The reckless murderer of Macael’s child had an expulsion order from the country

Two weeks ago, an 18-year-old young man, resident in Olula del Río, ran over and killed a little boy from Macael with a 49-cylinder motorcycle on Paco Cosentino Avenue.

Apparently, according to testimonies collected at the scene, the young man of Moroccan origin had been driving recklessly for hours and everything ended in the worst way.

After running over the eight-year-old boy, the young man fled, hid the motorcycle behind some garbage containers (as shown in the image) and was found at dawn hiding on the boulevard that connects Macael with Olula del Río . “It was difficult to identify,” is the official information that reached this editorial office, an ambiguous way of saying that the reckless murderer is not in a regular situation in Spain. “The motorcycle was stolen and it did not have insurance either,” say sources close to the investigation that is being carried out. Other sources consulted, of absolute solvency, confirm that he also “had spent a period in the Oria Juvenile Center and had an open expulsion order from the country.” The tragedy could have been avoided if the control and execution mechanisms were more efficient, is the general reflection of the members of a people destroyed by pain. The detainee’s family apparently first lived in the municipality of Fines and then the mother and son settled in Olula del Río.
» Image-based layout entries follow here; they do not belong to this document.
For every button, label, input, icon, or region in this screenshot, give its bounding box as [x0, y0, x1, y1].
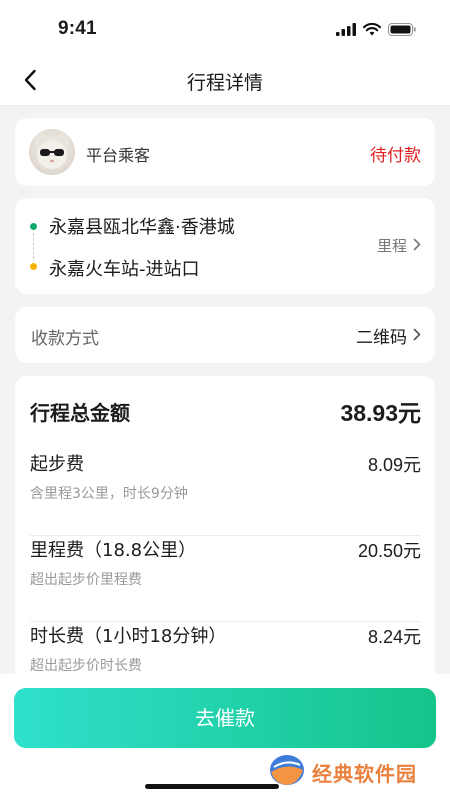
- total-amount-value: 38.93元: [340, 400, 421, 426]
- wifi-icon: [362, 21, 382, 40]
- payment-method-selector[interactable]: 二维码: [356, 323, 421, 348]
- status-badge: 待付款: [370, 146, 421, 166]
- passenger-name: 平台乘客: [86, 146, 151, 165]
- route-card[interactable]: 永嘉县瓯北华鑫·香港城 永嘉火车站-进站口 里程: [15, 198, 435, 294]
- start-point-dot: [30, 223, 37, 230]
- fee-amount: 20.50元: [357, 541, 421, 561]
- passenger-card: 平台乘客 待付款: [15, 118, 435, 186]
- watermark-logo-icon: [268, 753, 306, 791]
- fee-title: 时长费（1小时18分钟）: [30, 626, 227, 647]
- chevron-right-icon: [413, 236, 421, 255]
- status-time: 9:41: [58, 18, 97, 39]
- watermark-text: 经典软件园: [312, 761, 417, 786]
- page-title: 行程详情: [186, 72, 263, 94]
- request-payment-button[interactable]: 去催款: [14, 688, 436, 748]
- fee-description: 超出起步价时长费: [30, 658, 142, 674]
- end-point-dot: [30, 263, 37, 270]
- nav-bar: 行程详情: [0, 58, 450, 106]
- fee-amount: 8.24元: [367, 627, 421, 647]
- status-icons: [336, 21, 416, 40]
- home-indicator: [145, 784, 279, 789]
- mileage-link[interactable]: 里程: [377, 235, 421, 256]
- chevron-right-icon: [413, 326, 421, 345]
- fee-row-distance: 里程费（18.8公里） 20.50元 超出起步价里程费: [30, 536, 421, 622]
- mileage-label: 里程: [376, 237, 407, 255]
- battery-icon: [388, 21, 416, 40]
- status-bar: 9:41: [0, 0, 450, 58]
- fee-amount: 8.09元: [367, 455, 421, 475]
- total-amount-label: 行程总金额: [30, 401, 130, 425]
- route-end: 永嘉火车站-进站口: [49, 259, 200, 280]
- signal-icon: [336, 21, 356, 40]
- fee-title: 起步费: [30, 454, 84, 475]
- avatar: [29, 129, 75, 175]
- watermark: 经典软件园: [268, 753, 417, 791]
- fee-description: 超出起步价里程费: [30, 572, 142, 588]
- fee-title: 里程费（18.8公里）: [30, 540, 197, 561]
- route-start: 永嘉县瓯北华鑫·香港城: [49, 217, 235, 238]
- fee-row-base: 起步费 8.09元 含里程3公里，时长9分钟: [30, 450, 421, 536]
- payment-method-label: 收款方式: [31, 329, 99, 349]
- payment-method-value: 二维码: [356, 328, 407, 348]
- payment-method-row[interactable]: 收款方式 二维码: [15, 307, 435, 363]
- route-connector: [33, 233, 34, 259]
- fee-description: 含里程3公里，时长9分钟: [30, 486, 188, 502]
- fare-card: 行程总金额 38.93元 起步费 8.09元 含里程3公里，时长9分钟 里程费（…: [15, 376, 435, 706]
The events have caused general indignation among the residents of the Almanzora region; also from Purchena, where the minor’s father came to present himself as a PSOE candidate in the last municipal elections. 

“Olula is a place of partying and that attracts many young people to our municipality,” says the mayor of the town, Antonio Martínez Pascual. It is true, but within that number of young people, there is a group made up of foreign kids and some nationals, who upset the authorities. They know how to gather in the Four Corners, they make fun of the police, they don’t respect anything or anyone. And although they are identified, they continue to roam freely, as recounted by a neighbor who prefers anonymity.
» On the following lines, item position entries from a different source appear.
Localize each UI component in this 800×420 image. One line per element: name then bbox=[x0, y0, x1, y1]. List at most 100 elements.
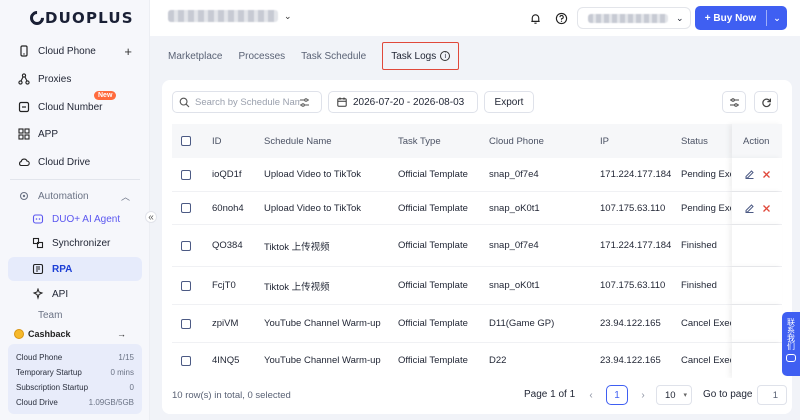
date-range-picker[interactable]: 2026-07-20 - 2026-08-03 bbox=[328, 91, 478, 113]
coin-icon bbox=[14, 329, 24, 339]
cell-ip: 107.175.63.110 bbox=[600, 280, 666, 291]
sidebar: DUOPLUS Cloud Phone + Proxies Cloud Numb… bbox=[0, 0, 150, 420]
cell-id: 4INQ5 bbox=[212, 355, 240, 366]
table-row[interactable]: 60noh4 Upload Video to TikTok Official Tem… bbox=[172, 192, 782, 225]
cell-cloud-phone: snap_0f7e4 bbox=[489, 240, 539, 251]
cell-cloud-phone: snap_oK0t1 bbox=[489, 202, 540, 214]
tab-bar: Marketplace Processes Task Schedule Task… bbox=[168, 40, 475, 72]
account-menu[interactable]: ⌄ bbox=[577, 7, 691, 29]
cell-cloud-phone: snap_0f7e4 bbox=[489, 169, 539, 180]
edit-icon[interactable] bbox=[744, 203, 755, 214]
cell-schedule-name: Tiktok 上传视频 bbox=[264, 241, 330, 253]
sidebar-item-api[interactable]: API bbox=[8, 282, 142, 306]
table-header: ID Schedule Name Task Type Cloud Phone I… bbox=[172, 124, 782, 158]
row-checkbox[interactable] bbox=[181, 355, 191, 366]
sidebar-item-cloud-number[interactable]: Cloud Number New bbox=[8, 91, 142, 119]
cell-status: Finished bbox=[681, 280, 717, 291]
column-header-ip[interactable]: IP bbox=[600, 136, 609, 147]
add-cloud-phone-icon[interactable]: + bbox=[124, 44, 132, 59]
page-size-select[interactable]: 10 ▾ bbox=[656, 385, 692, 405]
column-header-cloud-phone[interactable]: Cloud Phone bbox=[489, 136, 544, 147]
page-1-button[interactable]: 1 bbox=[606, 385, 628, 405]
help-icon[interactable] bbox=[551, 8, 571, 28]
chevron-down-icon[interactable]: ⌄ bbox=[767, 13, 787, 24]
table-row[interactable]: ioQD1f Upload Video to TikTok Official Tem… bbox=[172, 158, 782, 192]
table-row[interactable]: FcjT0 Tiktok 上传视频 Official Template snap_oK… bbox=[172, 267, 782, 305]
cell-cloud-phone: D22 bbox=[489, 355, 507, 366]
tab-processes[interactable]: Processes bbox=[238, 42, 285, 70]
tab-task-schedule[interactable]: Task Schedule bbox=[301, 42, 366, 70]
sidebar-item-app[interactable]: APP bbox=[8, 122, 142, 146]
column-header-action: Action bbox=[743, 135, 770, 147]
select-all-checkbox[interactable] bbox=[181, 136, 191, 146]
search-input[interactable] bbox=[195, 96, 300, 108]
account-name-redacted bbox=[588, 13, 668, 23]
tab-marketplace[interactable]: Marketplace bbox=[168, 42, 222, 70]
collapse-sidebar-button[interactable]: « bbox=[145, 211, 157, 223]
task-logs-panel: 2026-07-20 - 2026-08-03 Export ID Schedu… bbox=[162, 80, 792, 414]
cell-ip: 107.175.63.110 bbox=[600, 202, 666, 214]
buy-now-button[interactable]: + Buy Now ⌄ bbox=[695, 6, 787, 30]
goto-page-input[interactable]: 1 bbox=[757, 385, 787, 405]
row-checkbox[interactable] bbox=[181, 318, 191, 329]
column-header-id[interactable]: ID bbox=[212, 136, 222, 147]
table-row[interactable]: QO384 Tiktok 上传视频 Official Template snap_0f… bbox=[172, 225, 782, 267]
cell-cloud-phone: snap_oK0t1 bbox=[489, 280, 540, 291]
sidebar-item-ai-agent[interactable]: DUO+ AI Agent bbox=[8, 207, 142, 231]
sidebar-item-synchronizer[interactable]: Synchronizer bbox=[8, 231, 142, 255]
chevron-down-icon: ▾ bbox=[683, 392, 687, 399]
search-box[interactable] bbox=[172, 91, 322, 113]
cell-task-type: Official Template bbox=[398, 202, 468, 214]
usage-summary: Cloud Phone 1/15 Temporary Startup 0 mins … bbox=[8, 344, 142, 414]
export-button[interactable]: Export bbox=[484, 91, 534, 113]
cell-task-type: Official Template bbox=[398, 169, 468, 180]
row-checkbox[interactable] bbox=[181, 169, 191, 180]
brand-logo[interactable]: DUOPLUS bbox=[27, 8, 134, 28]
column-header-task-type[interactable]: Task Type bbox=[398, 136, 441, 147]
sidebar-divider bbox=[10, 179, 140, 180]
sidebar-section-team[interactable]: Team bbox=[8, 310, 142, 322]
sidebar-item-rpa[interactable]: RPA bbox=[8, 257, 142, 281]
edit-icon[interactable] bbox=[744, 169, 755, 180]
workspace-selector[interactable]: ⌄ bbox=[168, 10, 292, 22]
main-content: Marketplace Processes Task Schedule Task… bbox=[150, 36, 800, 420]
apps-icon bbox=[18, 128, 30, 140]
row-checkbox[interactable] bbox=[181, 240, 191, 251]
sidebar-item-cloud-drive[interactable]: Cloud Drive bbox=[8, 150, 142, 174]
sidebar-item-proxies[interactable]: Proxies bbox=[8, 67, 142, 91]
refresh-icon[interactable] bbox=[754, 91, 778, 113]
notification-bell-icon[interactable] bbox=[525, 8, 545, 28]
column-header-status[interactable]: Status bbox=[681, 136, 708, 147]
api-icon bbox=[32, 288, 44, 300]
column-header-schedule-name[interactable]: Schedule Name bbox=[264, 136, 332, 147]
calendar-icon bbox=[337, 97, 347, 107]
number-icon bbox=[18, 101, 30, 113]
cell-status: Pending Exe bbox=[681, 169, 731, 180]
delete-icon[interactable] bbox=[761, 203, 772, 214]
row-checkbox[interactable] bbox=[181, 203, 191, 213]
usage-row: Cloud Drive 1.09GB/5GB bbox=[16, 398, 134, 407]
synchronizer-icon bbox=[32, 237, 44, 249]
cell-ip: 171.224.177.184 bbox=[600, 169, 672, 180]
phone-icon bbox=[18, 45, 30, 57]
sidebar-item-cloud-phone[interactable]: Cloud Phone + bbox=[8, 39, 142, 63]
cell-cloud-phone: D11(Game GP) bbox=[489, 318, 555, 329]
cell-status: Cancel Exec bbox=[681, 355, 731, 366]
table-row[interactable]: 4INQ5 YouTube Channel Warm-up Official Tem… bbox=[172, 343, 782, 379]
table-row[interactable]: zpiVM YouTube Channel Warm-up Official Tem… bbox=[172, 305, 782, 343]
cell-status: Finished bbox=[681, 240, 717, 251]
next-page-icon[interactable]: › bbox=[632, 385, 654, 405]
prev-page-icon[interactable]: ‹ bbox=[580, 385, 602, 405]
contact-us-button[interactable]: 联系我们 bbox=[782, 312, 800, 376]
row-checkbox[interactable] bbox=[181, 280, 191, 291]
filter-settings-icon[interactable] bbox=[299, 97, 310, 108]
workspace-name-redacted bbox=[168, 10, 278, 22]
row-actions bbox=[744, 203, 778, 214]
arrow-right-icon: → bbox=[117, 329, 126, 339]
team-icon bbox=[18, 310, 30, 322]
tab-task-logs[interactable]: Task Logs i bbox=[382, 42, 460, 70]
sidebar-section-automation[interactable]: Automation ︿ bbox=[8, 184, 142, 208]
delete-icon[interactable] bbox=[761, 169, 772, 180]
cashback-link[interactable]: Cashback → bbox=[14, 326, 136, 342]
column-settings-icon[interactable] bbox=[722, 91, 746, 113]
The City Council removed two benches, where they usually stop, the parks closed at 10 p.m. with padlocks, but those young people are still on the street while waiting for someone to take action on the matter.
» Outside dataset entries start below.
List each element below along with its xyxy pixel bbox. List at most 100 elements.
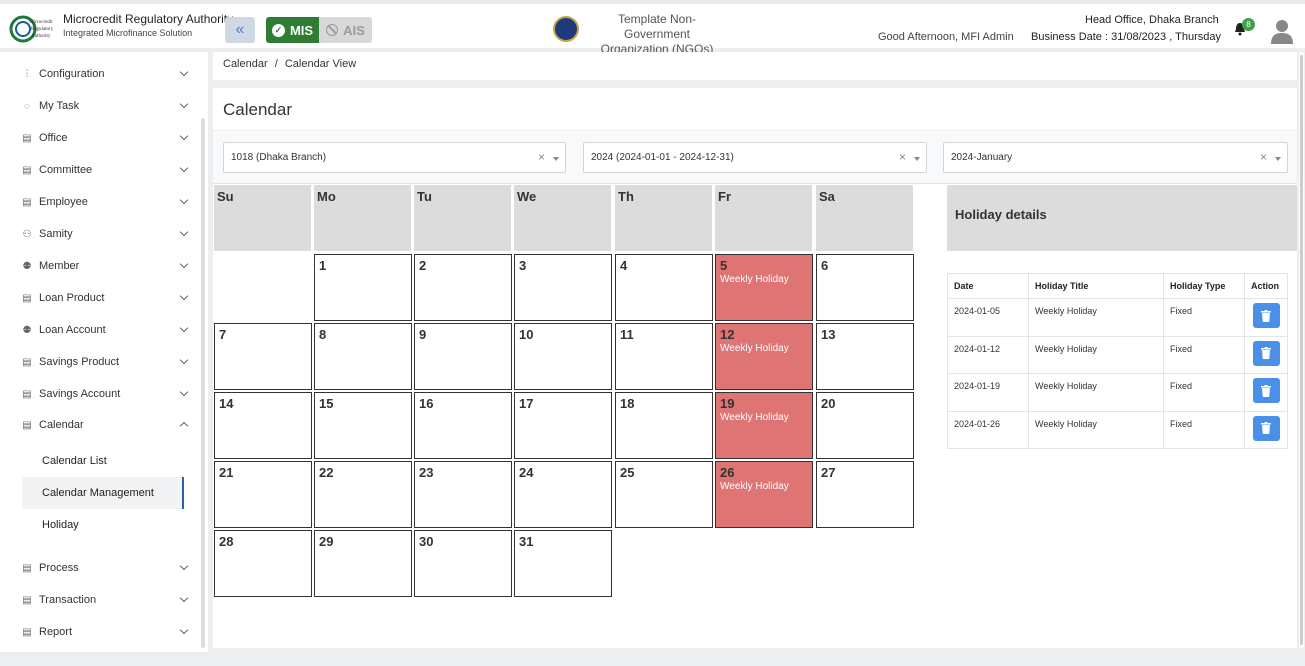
svg-text:Regulatory: Regulatory bbox=[31, 27, 54, 32]
sidebar-item-member[interactable]: ⚉ Member bbox=[21, 256, 191, 276]
sidebar-item-transaction[interactable]: ▤ Transaction bbox=[21, 590, 191, 610]
ais-toggle-button[interactable]: AIS bbox=[319, 17, 372, 43]
calendar-day-cell[interactable]: 30 bbox=[414, 530, 512, 597]
calendar-day-cell[interactable]: 14 bbox=[214, 392, 312, 459]
calendar-day-cell[interactable]: 3 bbox=[514, 254, 612, 321]
calendar-day-cell[interactable]: 18 bbox=[615, 392, 713, 459]
column-header-title: Holiday Title bbox=[1028, 273, 1164, 299]
sidebar-subitem-calendar-list[interactable]: Calendar List bbox=[22, 445, 184, 477]
sidebar-item-loan-account[interactable]: ⚉ Loan Account bbox=[21, 320, 191, 340]
calendar-day-cell[interactable]: 21 bbox=[214, 461, 312, 528]
mra-logo: Microcredit Regulatory Authority bbox=[9, 15, 54, 43]
year-select[interactable]: 2024 (2024-01-01 - 2024-12-31) × bbox=[583, 142, 927, 173]
sidebar-item-samity[interactable]: ⚇ Samity bbox=[21, 224, 191, 244]
cell-action bbox=[1244, 373, 1288, 412]
day-number: 31 bbox=[519, 534, 534, 549]
document-icon: ▤ bbox=[22, 594, 32, 606]
sidebar-subitem-calendar-management[interactable]: Calendar Management bbox=[22, 477, 184, 509]
sidebar-item-report[interactable]: ▤ Report bbox=[21, 622, 191, 642]
calendar-day-cell[interactable]: 10 bbox=[514, 323, 612, 390]
calendar-day-cell[interactable]: 7 bbox=[214, 323, 312, 390]
calendar-day-cell[interactable]: 22 bbox=[314, 461, 412, 528]
delete-holiday-button[interactable] bbox=[1252, 340, 1280, 366]
calendar-day-cell[interactable]: 12 Weekly Holiday bbox=[715, 323, 813, 390]
delete-holiday-button[interactable] bbox=[1252, 415, 1280, 441]
sidebar-item-label: Configuration bbox=[39, 68, 105, 80]
day-number: 14 bbox=[219, 396, 234, 411]
day-number: 17 bbox=[519, 396, 534, 411]
holiday-details-title: Holiday details bbox=[947, 185, 1297, 251]
calendar-day-cell[interactable]: 2 bbox=[414, 254, 512, 321]
sidebar-item-office[interactable]: ▤ Office bbox=[21, 128, 191, 148]
day-number: 28 bbox=[219, 534, 234, 549]
sidebar-item-process[interactable]: ▤ Process bbox=[21, 558, 191, 578]
clear-icon[interactable]: × bbox=[899, 150, 906, 164]
chevron-down-icon bbox=[179, 99, 189, 109]
calendar-day-cell[interactable]: 11 bbox=[615, 323, 713, 390]
calendar-day-cell[interactable]: 20 bbox=[816, 392, 914, 459]
calendar-day-cell[interactable]: 16 bbox=[414, 392, 512, 459]
sidebar-item-employee[interactable]: ▤ Employee bbox=[21, 192, 191, 212]
chevron-down-icon bbox=[179, 259, 189, 269]
month-select[interactable]: 2024-January × bbox=[943, 142, 1288, 173]
calendar-day-cell[interactable]: 13 bbox=[816, 323, 914, 390]
calendar-day-cell[interactable]: 23 bbox=[414, 461, 512, 528]
calendar-day-cell[interactable]: 25 bbox=[615, 461, 713, 528]
chevron-down-icon bbox=[179, 227, 189, 237]
calendar-day-cell[interactable]: 24 bbox=[514, 461, 612, 528]
calendar-day-cell[interactable]: 29 bbox=[314, 530, 412, 597]
spinner-icon: ◌ bbox=[24, 100, 30, 112]
calendar-day-cell[interactable]: 9 bbox=[414, 323, 512, 390]
sidebar-scrollbar[interactable] bbox=[201, 118, 205, 648]
sidebar-item-savings-account[interactable]: ▤ Savings Account bbox=[21, 384, 191, 404]
day-number: 22 bbox=[319, 465, 334, 480]
calendar-day-cell[interactable]: 6 bbox=[816, 254, 914, 321]
day-number: 4 bbox=[620, 258, 628, 273]
delete-holiday-button[interactable] bbox=[1252, 378, 1280, 403]
calendar-day-cell[interactable]: 15 bbox=[314, 392, 412, 459]
user-avatar-icon[interactable] bbox=[1270, 18, 1294, 44]
holiday-label: Weekly Holiday bbox=[720, 274, 789, 285]
weekday-header: Su bbox=[214, 185, 311, 251]
holiday-label: Weekly Holiday bbox=[720, 412, 789, 423]
sidebar-item-my-task[interactable]: ◌ My Task bbox=[21, 96, 191, 116]
clear-icon[interactable]: × bbox=[538, 150, 545, 164]
chevron-down-icon bbox=[179, 67, 189, 77]
sidebar-item-committee[interactable]: ▤ Committee bbox=[21, 160, 191, 180]
sidebar-item-label: Committee bbox=[39, 164, 93, 176]
breadcrumb-separator: / bbox=[274, 58, 278, 70]
sidebar-item-configuration[interactable]: ⫶ Configuration bbox=[21, 64, 191, 84]
calendar-day-cell[interactable]: 1 bbox=[314, 254, 412, 321]
calendar-day-cell[interactable]: 28 bbox=[214, 530, 312, 597]
breadcrumb-parent-link[interactable]: Calendar bbox=[223, 58, 268, 70]
collapse-sidebar-button[interactable]: « bbox=[225, 17, 255, 43]
clear-icon[interactable]: × bbox=[1260, 150, 1267, 164]
calendar-day-cell[interactable]: 17 bbox=[514, 392, 612, 459]
filter-bar: 1018 (Dhaka Branch) × 2024 (2024-01-01 -… bbox=[213, 130, 1297, 184]
mis-toggle-button[interactable]: ✓ MIS bbox=[266, 17, 319, 43]
delete-holiday-button[interactable] bbox=[1252, 303, 1280, 328]
sidebar-item-savings-product[interactable]: ▤ Savings Product bbox=[21, 352, 191, 372]
branch-select[interactable]: 1018 (Dhaka Branch) × bbox=[223, 142, 566, 173]
calendar-day-cell[interactable]: 27 bbox=[816, 461, 914, 528]
calendar-day-cell[interactable]: 19 Weekly Holiday bbox=[715, 392, 813, 459]
sidebar-item-label: Member bbox=[39, 260, 80, 272]
day-number: 27 bbox=[821, 465, 836, 480]
calendar-panel: Calendar 1018 (Dhaka Branch) × 2024 (202… bbox=[213, 88, 1297, 648]
weekday-header: Fr bbox=[715, 185, 812, 251]
calendar-day-cell[interactable]: 8 bbox=[314, 323, 412, 390]
sidebar-item-loan-product[interactable]: ▤ Loan Product bbox=[21, 288, 191, 308]
calendar-day-cell[interactable]: 4 bbox=[615, 254, 713, 321]
calendar-day-cell[interactable]: 31 bbox=[514, 530, 612, 597]
column-header-date: Date bbox=[947, 273, 1029, 299]
chevron-down-icon bbox=[179, 323, 189, 333]
cell-title: Weekly Holiday bbox=[1028, 335, 1164, 374]
sidebar-item-label: Office bbox=[39, 132, 68, 144]
sidebar-item-label: Savings Account bbox=[39, 388, 121, 400]
page-scrollbar[interactable] bbox=[1300, 55, 1303, 645]
sidebar-subitem-holiday[interactable]: Holiday bbox=[22, 509, 184, 541]
sidebar-item-calendar[interactable]: ▤ Calendar bbox=[21, 415, 191, 435]
calendar-day-cell[interactable]: 26 Weekly Holiday bbox=[715, 461, 813, 528]
calendar-day-cell[interactable]: 5 Weekly Holiday bbox=[715, 254, 813, 321]
page-title: Calendar bbox=[223, 100, 292, 119]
Those who have to accelerate the processes that are open are responsible for administering justice, whose slowness does not surprise anyone, and perhaps this could have prevented little Eusebio’s horrible end.

Meanwhile, the neighbors are concerned and rightly so. Eusebio could have been a member of any family whose tragedy knocked on their door. Let us hope that those who have public responsibilities avoid so much unnecessary pain.